Une victoire étroite contestée à Lyon
L'issue du second tour des élections municipales à Lyon suscite la polémique. Jean-Michel Aulas, candidat de la droite et du centre soutenu par Les Républicains et Renaissance, a annoncé son intention de déposer des recours pour contester la réélection du maire écologiste sortant Grégory Doucet.
Des résultats serrés qui divisent
Selon les chiffres définitifs communiqués par la ville de Lyon, Grégory Doucet a obtenu 104.702 voix, représentant 50,67% des suffrages exprimés. Son adversaire Jean-Michel Aulas a quant à lui récolté 101.940 voix, soit 49,33% des votes. Une différence de seulement 2.762 bulletins sépare ainsi les deux candidats.
Ces résultats définitifs diffèrent sensiblement des premières estimations qui donnaient le candidat écologiste à 54% contre 46% pour son rival.

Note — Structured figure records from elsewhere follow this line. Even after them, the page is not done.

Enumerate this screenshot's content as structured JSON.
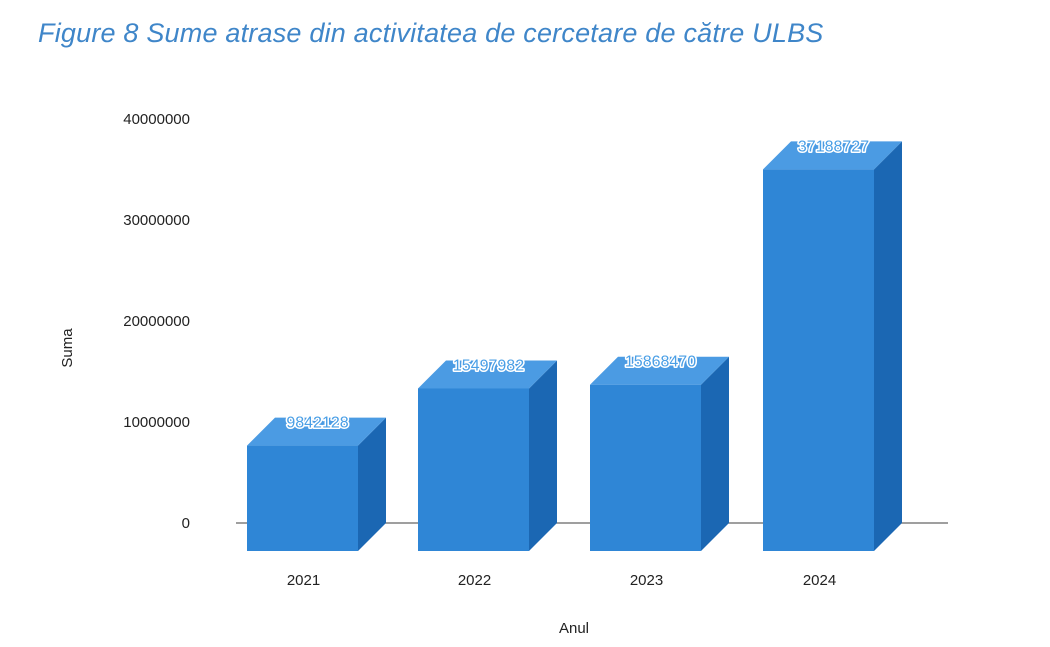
{
  "figure_caption": "Figure 8 Sume atrase din activitatea de cercetare de către ULBS",
  "chart_data": {
    "type": "bar",
    "style": "3d-column",
    "categories": [
      "2021",
      "2022",
      "2023",
      "2024"
    ],
    "values": [
      9842128,
      15497982,
      15868470,
      37188727
    ],
    "data_labels": [
      "9842128",
      "15497982",
      "15868470",
      "37188727"
    ],
    "xlabel": "Anul",
    "ylabel": "Suma",
    "ylim": [
      0,
      40000000
    ],
    "yticks": [
      "0",
      "10000000",
      "20000000",
      "30000000",
      "40000000"
    ],
    "grid": false,
    "legend": "none",
    "colors": {
      "front": "#2f86d6",
      "top": "#4b9be3",
      "side": "#1b67b3",
      "label": "#4a9fe6",
      "axis": "#666666"
    }
  }
}
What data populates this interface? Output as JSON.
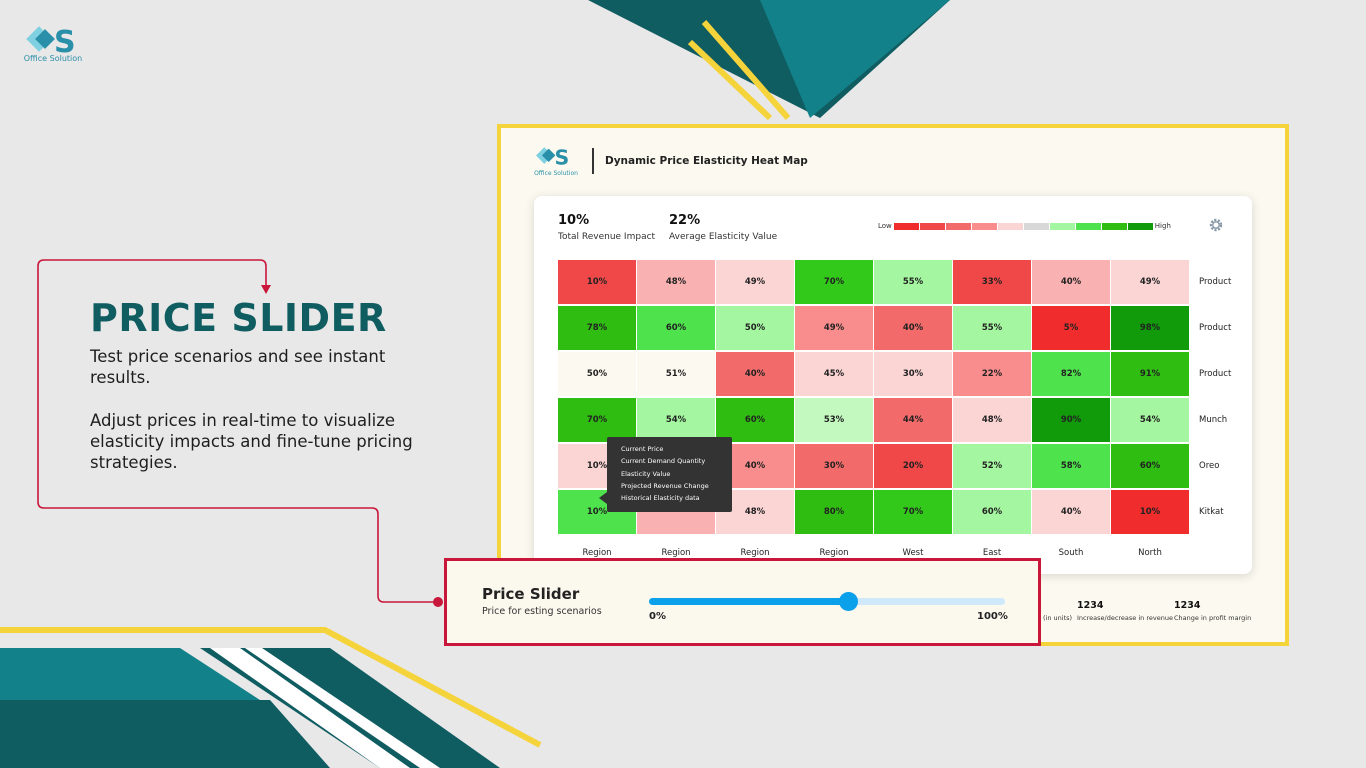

Au premier tour, la course était déjà extrêmement serrée avec 37,36% des voix pour Grégory Doucet contre 36,78% pour Jean-Michel Aulas.
Des allégations d'irrégularités
Sur les marches de la préfecture vers 23h30, Jean-Michel Aulas, homme d'affaires de 77 ans et ancien président de l'Olympique lyonnais, a déclaré : « La marge d'erreur est très petite ». Il affirme avoir constaté « tout au long de la journée » des « irrégularités » sans toutefois fournir de détails précis.
« Les résultats sont différents de ceux annoncés au départ et il y a un certain nombre de choses qui nous semblent répréhensibles », a-t-il insisté, tout en précisant qu'il reconnaîtrait sa défaite si elle était officiellement confirmée. Il a même démenti ses propres déclarations antérieures en indiquant qu'il siégerait au conseil municipal dans l'opposition en cas de validation des résultats.
Des réactions contrastées dans les camps adverses
Anaïs Belouassa Cherifi, candidate La France Insoumise qui a rejoint la liste de Grégory Doucet, a vivement critiqué l'attitude de Jean-Michel Aulas : « Lorsqu'on perd, on admet sa défaite avec honneur et prestance, et ce qu'est en train de faire Jean-Michel Aulas est tout le contraire ».
De son côté, Grégory Doucet a réaffirmé sa « confiance dans les agents publics » et déclaré ne « pas comprendre » les allusions de son adversaire. « À Lyon, la victoire elle est claire. À la métropole, on aura du fil à retordre », a-t-il ajouté, promettant de « mettre un rempart à des politiques de régression et rétrogrades ».
Une consolation pour Aulas à la métropole
Malgré sa défaite municipale, Jean-Michel Aulas s'est dit « heureux d'avoir gagné la métropole ». Sa liste « Grand cœur lyonnais » a remporté dix circonscriptions sur quatorze à la métropole de Lyon, ce qui représente selon lui « une alternance totale pour la collectivité ».
Il a affirmé qu'il jouerait « un rôle important » à la métropole, comme il l'a « fait dans la constitution de Grand cœur de Lyon ». Pour lui, « un objectif a été atteint » et un « deuxième n'est pas atteint mais n'est pas irréalisable ».
La vision de Doucet pour Lyon
Dans son discours de victoire, Grégory Doucet a souligné que la métropole et la ville étaient des « collectivités locales différentes » avec des « prérogatives distinctes ». Il a estimé qu'il faudrait « travailler ensemble comme on a besoin de travailler avec la région, l'État », réfutant le terme de « cohabitation ».
Plus tôt dans la soirée, depuis son QG de campagne, le maire réélu avait assuré que la population pouvait « compter sur lui » et sur les maires d'arrondissements élus pour porter le projet de l'union de la gauche et des écologistes.
« Le peuple lyonnais s'est exprimé dans les urnes et j'aurai la responsabilité de les représenter pendant les prochaines années », avait-il déclaré, promettant d'être « un maire à hauteur d'habitants » pour tous les Lyonnais « quel que soit votre parcours de vie, votre origine, vos choix personnels ».
Ces élections municipales de 2026 à Lyon illustrent ainsi les divisions politiques persistantes dans la troisième ville de France, avec une victoire écologiste contestée et des perspectives de gouvernance complexe entre ville et métropole.